Continuous Integration Environments are a configuration of storage, processing and computing resources used to automatically integrate a product, automating production of Team Builds including some quality assurance activities.
Continuous Integration infrastructure may be virtual or physical, ranging from simple xAMP servers to elastic cloud based services. Changes from team members will either be pushed or pulled into an Integration Stream accessed or managed by the Continuous Integration Environment.
Development teams will need to create and change continuous integration environments dynamically and so they are best provisioned as part of Platform-as-a-Service.
Continuous Integration refers to the practice of continuously applying quality assurance to software, applying small amounts of effort frequently in contrast to traditional practices of applying a large amount of integration and quality assurance effort at the end of a project, phase or timebox.
Continuous Integration involves building the product repeatedly, as often as after every change in an Integration Stream or woskspace performing some level of quality assurance to establish a basic level of Done such as "Unit Tested".
It may not always be practical for every developer to do a resource intensive build and unit test run in their own development environment, sometimes doing a team build and unit-test run is more appropriate in a Continuous Integration Environment. Doing a team build and running automated quality control activities whenever there's a change to the code is Continuous Integration.

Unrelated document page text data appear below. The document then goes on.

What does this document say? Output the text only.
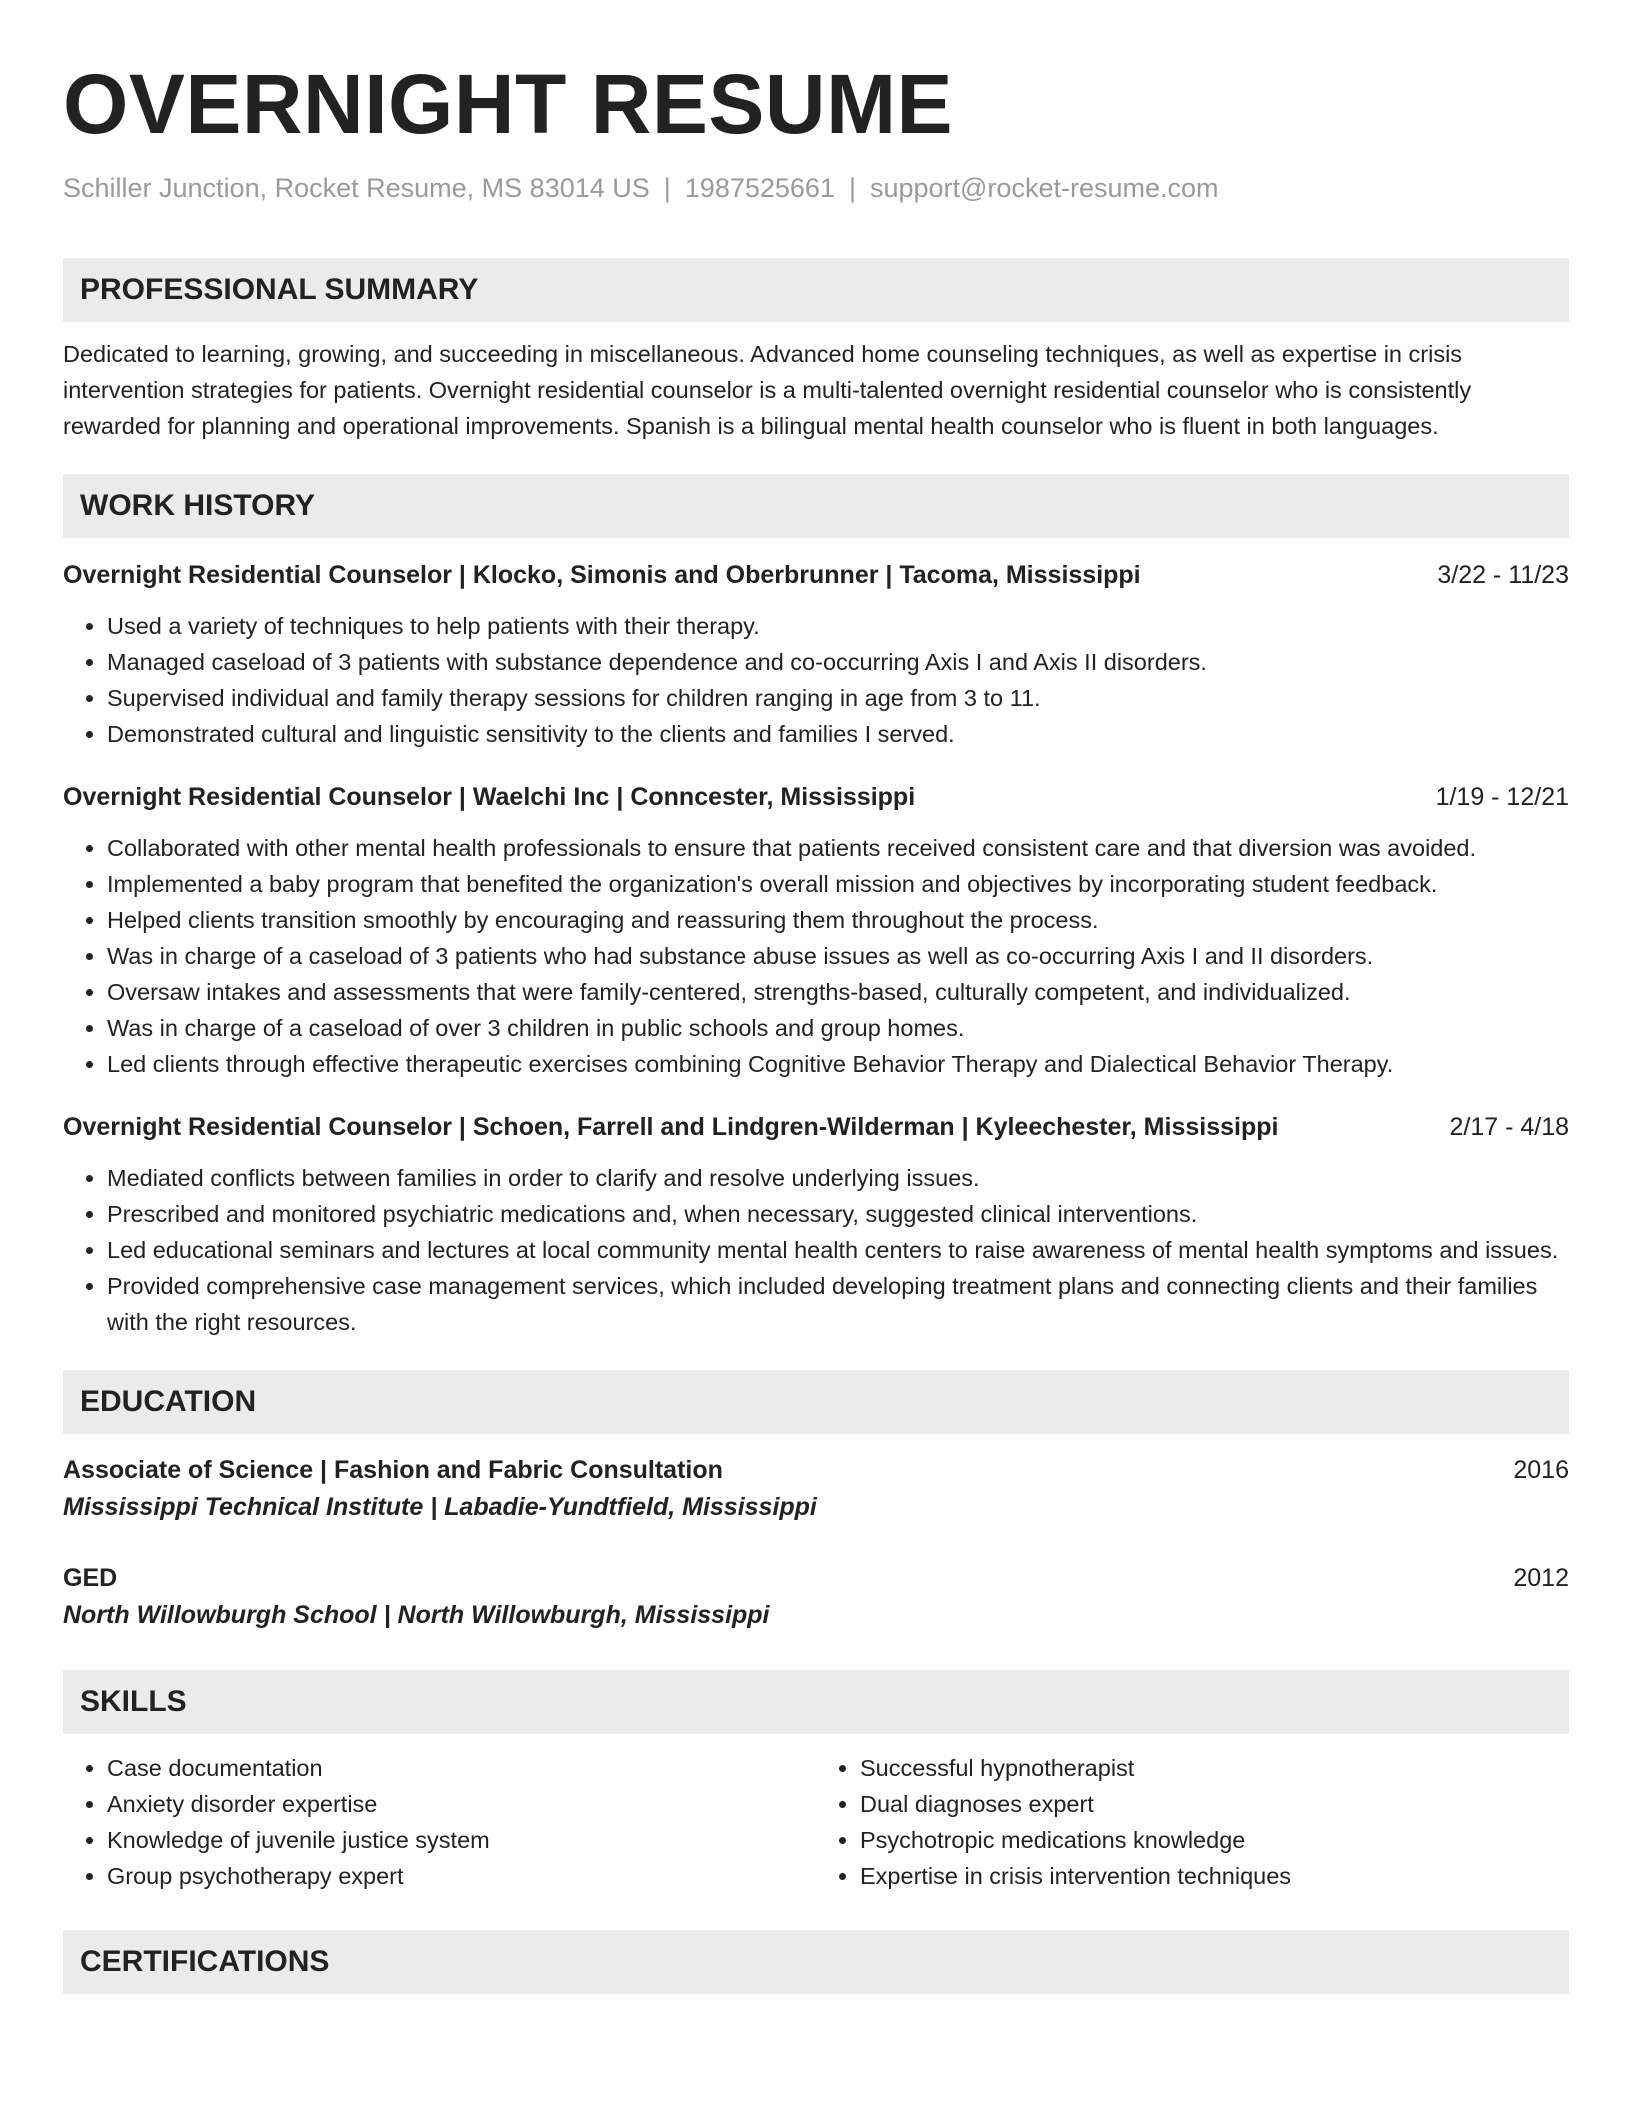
OVERNIGHT RESUME
Schiller Junction, Rocket Resume, MS 83014 US | 1987525661 | support@rocket-resume.com
PROFESSIONAL SUMMARY
Dedicated to learning, growing, and succeeding in miscellaneous. Advanced home counseling techniques, as well as expertise in crisis intervention strategies for patients. Overnight residential counselor is a multi-talented overnight residential counselor who is consistently rewarded for planning and operational improvements. Spanish is a bilingual mental health counselor who is fluent in both languages.
WORK HISTORY
Overnight Residential Counselor | Klocko, Simonis and Oberbrunner | Tacoma, Mississippi	3/22 - 11/23
• Used a variety of techniques to help patients with their therapy.
• Managed caseload of 3 patients with substance dependence and co-occurring Axis I and Axis II disorders.
• Supervised individual and family therapy sessions for children ranging in age from 3 to 11.
• Demonstrated cultural and linguistic sensitivity to the clients and families I served.
Overnight Residential Counselor | Waelchi Inc | Conncester, Mississippi	1/19 - 12/21
• Collaborated with other mental health professionals to ensure that patients received consistent care and that diversion was avoided.
• Implemented a baby program that benefited the organization's overall mission and objectives by incorporating student feedback.
• Helped clients transition smoothly by encouraging and reassuring them throughout the process.
• Was in charge of a caseload of 3 patients who had substance abuse issues as well as co-occurring Axis I and II disorders.
• Oversaw intakes and assessments that were family-centered, strengths-based, culturally competent, and individualized.
• Was in charge of a caseload of over 3 children in public schools and group homes.
• Led clients through effective therapeutic exercises combining Cognitive Behavior Therapy and Dialectical Behavior Therapy.
Overnight Residential Counselor | Schoen, Farrell and Lindgren-Wilderman | Kyleechester, Mississippi	2/17 - 4/18
• Mediated conflicts between families in order to clarify and resolve underlying issues.
• Prescribed and monitored psychiatric medications and, when necessary, suggested clinical interventions.
• Led educational seminars and lectures at local community mental health centers to raise awareness of mental health symptoms and issues.
• Provided comprehensive case management services, which included developing treatment plans and connecting clients and their families with the right resources.
EDUCATION
Associate of Science | Fashion and Fabric Consultation	2016
Mississippi Technical Institute | Labadie-Yundtfield, Mississippi
GED	2012
North Willowburgh School | North Willowburgh, Mississippi
SKILLS
• Case documentation
• Anxiety disorder expertise
• Knowledge of juvenile justice system
• Group psychotherapy expert
• Successful hypnotherapist
• Dual diagnoses expert
• Psychotropic medications knowledge
• Expertise in crisis intervention techniques
CERTIFICATIONS
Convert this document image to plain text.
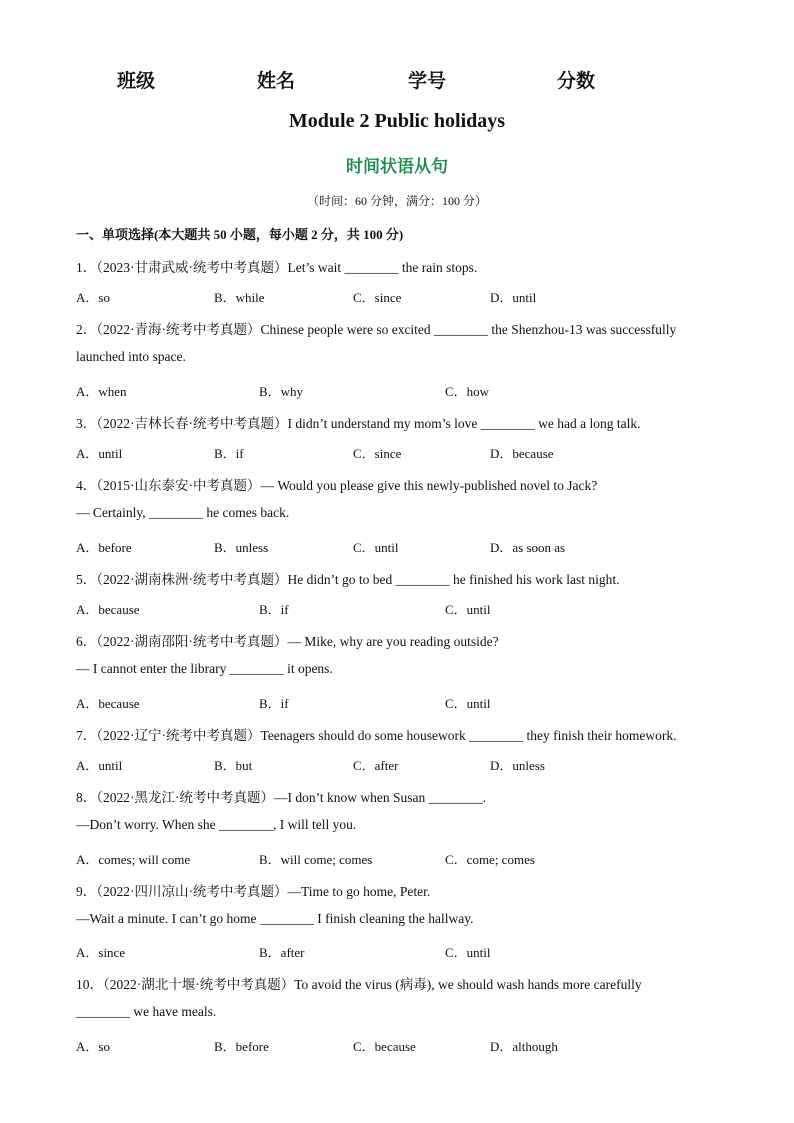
班级	姓名	学号	分数
Module 2 Public holidays
时间状语从句
（时间：60 分钟，满分：100 分）
一、单项选择(本大题共 50 小题，每小题 2 分，共 100 分)
1．（2023·甘肃武威·统考中考真题）Let’s wait ________ the rain stops.
A．so	B．while	C．since	D．until
2．（2022·青海·统考中考真题）Chinese people were so excited ________ the Shenzhou-13 was successfully
launched into space.
A．when	B．why	C．how
3．（2022·吉林长春·统考中考真题）I didn’t understand my mom’s love ________ we had a long talk.
A．until	B．if	C．since	D．because
4．（2015·山东泰安·中考真题）— Would you please give this newly-published novel to Jack?
— Certainly, ________ he comes back.
A．before	B．unless	C．until	D．as soon as
5．（2022·湖南株洲·统考中考真题）He didn’t go to bed ________ he finished his work last night.
A．because	B．if	C．until
6．（2022·湖南邵阳·统考中考真题）— Mike, why are you reading outside?
— I cannot enter the library ________ it opens.
A．because	B．if	C．until
7．（2022·辽宁·统考中考真题）Teenagers should do some housework ________ they finish their homework.
A．until	B．but	C．after	D．unless
8．（2022·黑龙江·统考中考真题）—I don’t know when Susan ________.
—Don’t worry. When she ________, I will tell you.
A．comes; will come	B．will come; comes	C．come; comes
9．（2022·四川凉山·统考中考真题）—Time to go home, Peter.
—Wait a minute. I can’t go home ________ I finish cleaning the hallway.
A．since	B．after	C．until
10．（2022·湖北十堰·统考中考真题）To avoid the virus (病毒), we should wash hands more carefully
________ we have meals.
A．so	B．before	C．because	D．although
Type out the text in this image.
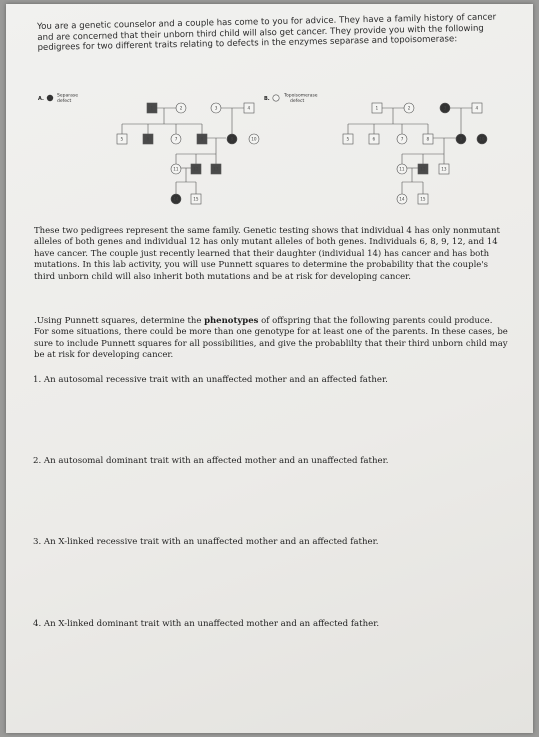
You are a genetic counselor and a couple has come to you for advice. They have a family history of cancer and are concerned that their unborn third child will also get cancer. They provide you with the following pedigrees for two different traits relating to defects in the enzymes separase and topoisomerase:

A.	Separase
defect
1	2	3	4
5	6	7	8	9	10
11	12	13
14	15
B.	Topoisomerase
defect
1	2	3	4
5	6	7	8	9	10
11	12	13
14	15

These two pedigrees represent the same family. Genetic testing shows that individual 4 has only nonmutant alleles of both genes and individual 12 has only mutant alleles of both genes. Individuals 6, 8, 9, 12, and 14 have cancer. The couple just recently learned that their daughter (individual 14) has cancer and has both mutations. In this lab activity, you will use Punnett squares to determine the probability that the couple's third unborn child will also inherit both mutations and be at risk for developing cancer.

.Using Punnett squares, determine the phenotypes of offspring that the following parents could produce. For some situations, there could be more than one genotype for at least one of the parents. In these cases, be sure to include Punnett squares for all possibilities, and give the probablilty that their third unborn child may be at risk for developing cancer.

1. An autosomal recessive trait with an unaffected mother and an affected father.

2. An autosomal dominant trait with an affected mother and an unaffected father.

3. An X-linked recessive trait with an unaffected mother and an affected father.

4. An X-linked dominant trait with an unaffected mother and an affected father.
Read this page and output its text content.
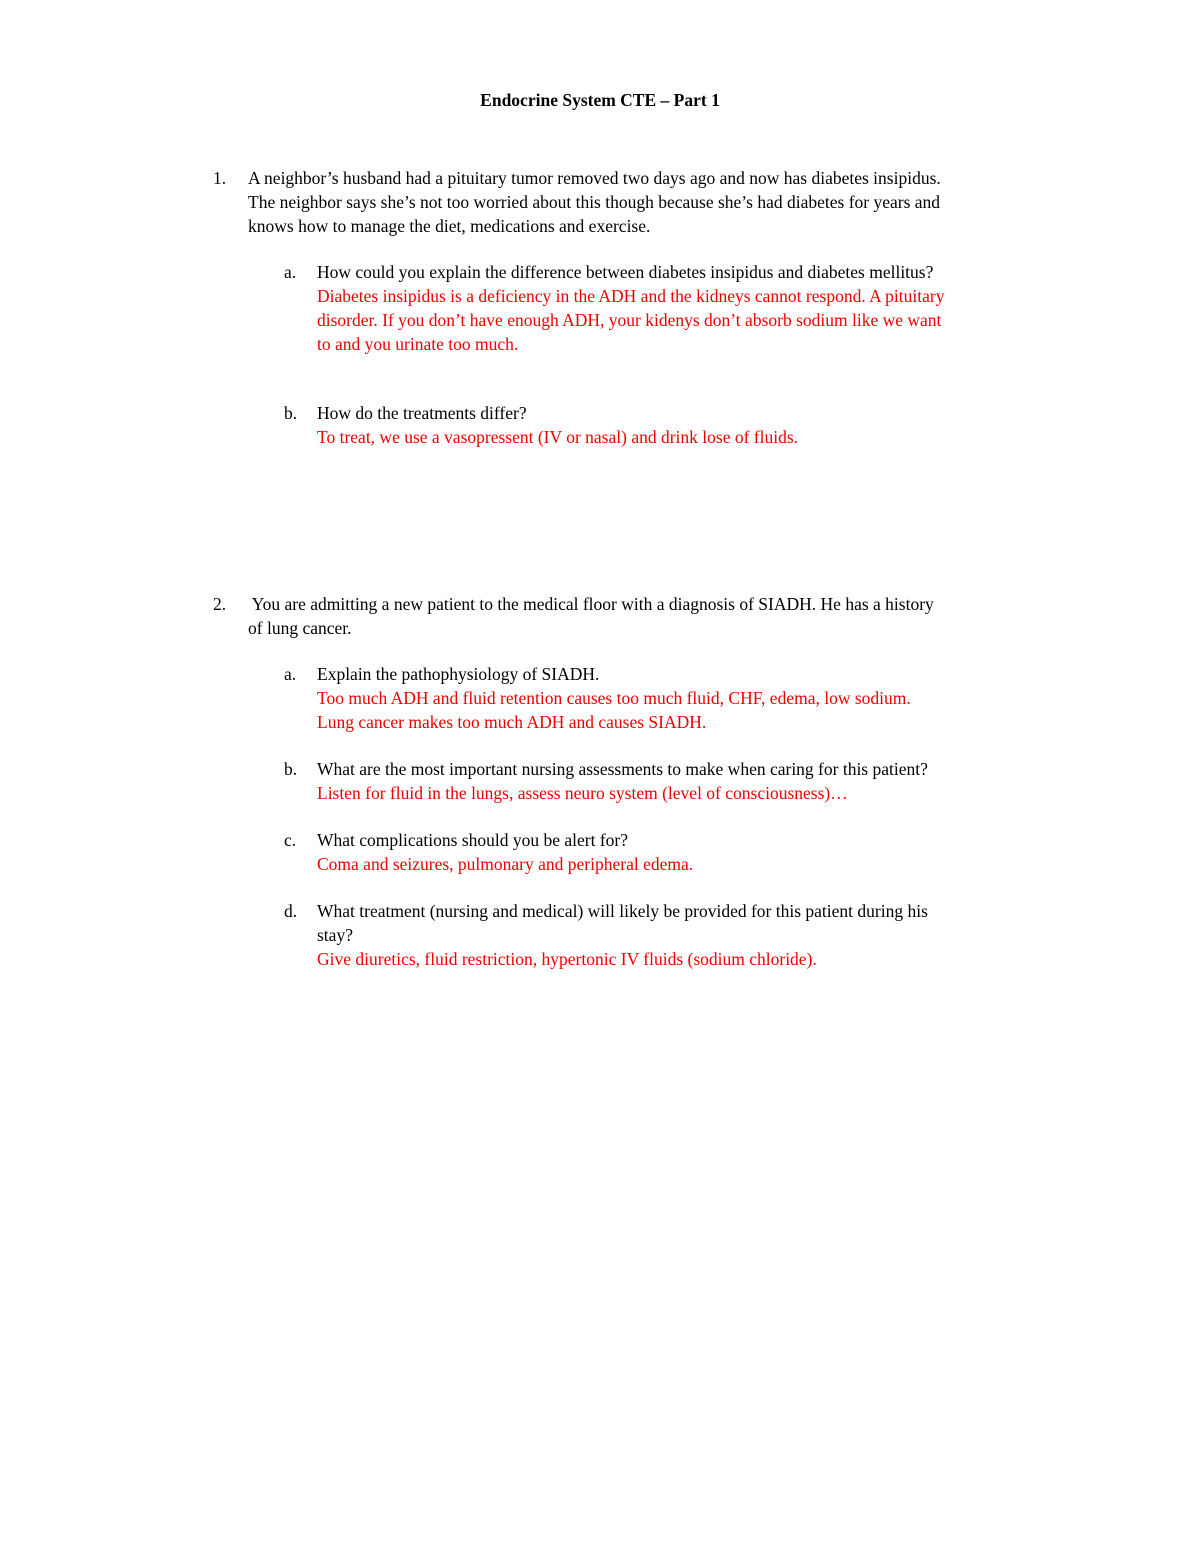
Endocrine System CTE – Part 1
1. A neighbor’s husband had a pituitary tumor removed two days ago and now has diabetes insipidus.
The neighbor says she’s not too worried about this though because she’s had diabetes for years and
knows how to manage the diet, medications and exercise.
a. How could you explain the difference between diabetes insipidus and diabetes mellitus?
Diabetes insipidus is a deficiency in the ADH and the kidneys cannot respond. A pituitary
disorder. If you don’t have enough ADH, your kidenys don’t absorb sodium like we want
to and you urinate too much.
b. How do the treatments differ?
To treat, we use a vasopressent (IV or nasal) and drink lose of fluids.
2. You are admitting a new patient to the medical floor with a diagnosis of SIADH. He has a history
of lung cancer.
a. Explain the pathophysiology of SIADH.
Too much ADH and fluid retention causes too much fluid, CHF, edema, low sodium.
Lung cancer makes too much ADH and causes SIADH.
b. What are the most important nursing assessments to make when caring for this patient?
Listen for fluid in the lungs, assess neuro system (level of consciousness)…
c. What complications should you be alert for?
Coma and seizures, pulmonary and peripheral edema.
d. What treatment (nursing and medical) will likely be provided for this patient during his
stay?
Give diuretics, fluid restriction, hypertonic IV fluids (sodium chloride).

To implement the Continuous Integration practice there needs to be a team based view of the software source assets in an Integration Stream, typically provided by a version control system, an automated build and automated tests, or other quality control functions. There is some value in just doing an automated build whenever the code changes as it ensures that the code at least compiles, but the real value comes from adding quality control to the build process.
Some of the advantages of Continuous Integration include:
- When a unit/test or build fails the team can revert to the previous bug free state without wasting time debugging, simply re-implementing a small change
- Developers detect and fix integration problems continuously
- Early warning of broken/incompatible code or versions
- Immediate unit testing of all changes
- Constant availability of the “current” and “last good” build for testing, demonstration or promotion to release and live environments
Some minor percieved disadvantages include:
- Initial set up time to configure build service and build
- Good coverage and well-designed unit tests are required to achieve quality benefits
However, these are not real disadvantages since any amount of automated integration and quality activity pays for itself many times over. Complete coverage is not required, and indeed is a practically unobtainable goal in anything non-trivial. If reality you can't afford not setup a decent build process.
We strongly recommend implementing Continuous Integration wherever possible as automation of an early feedback loop. In our experience the costs of initial set up has always been far outweighed by the quality benefits even without extensive unit tests.
Integration Streams combine the output of multiple developers, and/or from multiple contributing teams in acomplicated or complex system. They also provide a staging mechanism for testing prior to promotion from "build" to "release" enabling progression through the levels of done. Integration Streams are typically implemented as "streams" or "branches" in version control tooling.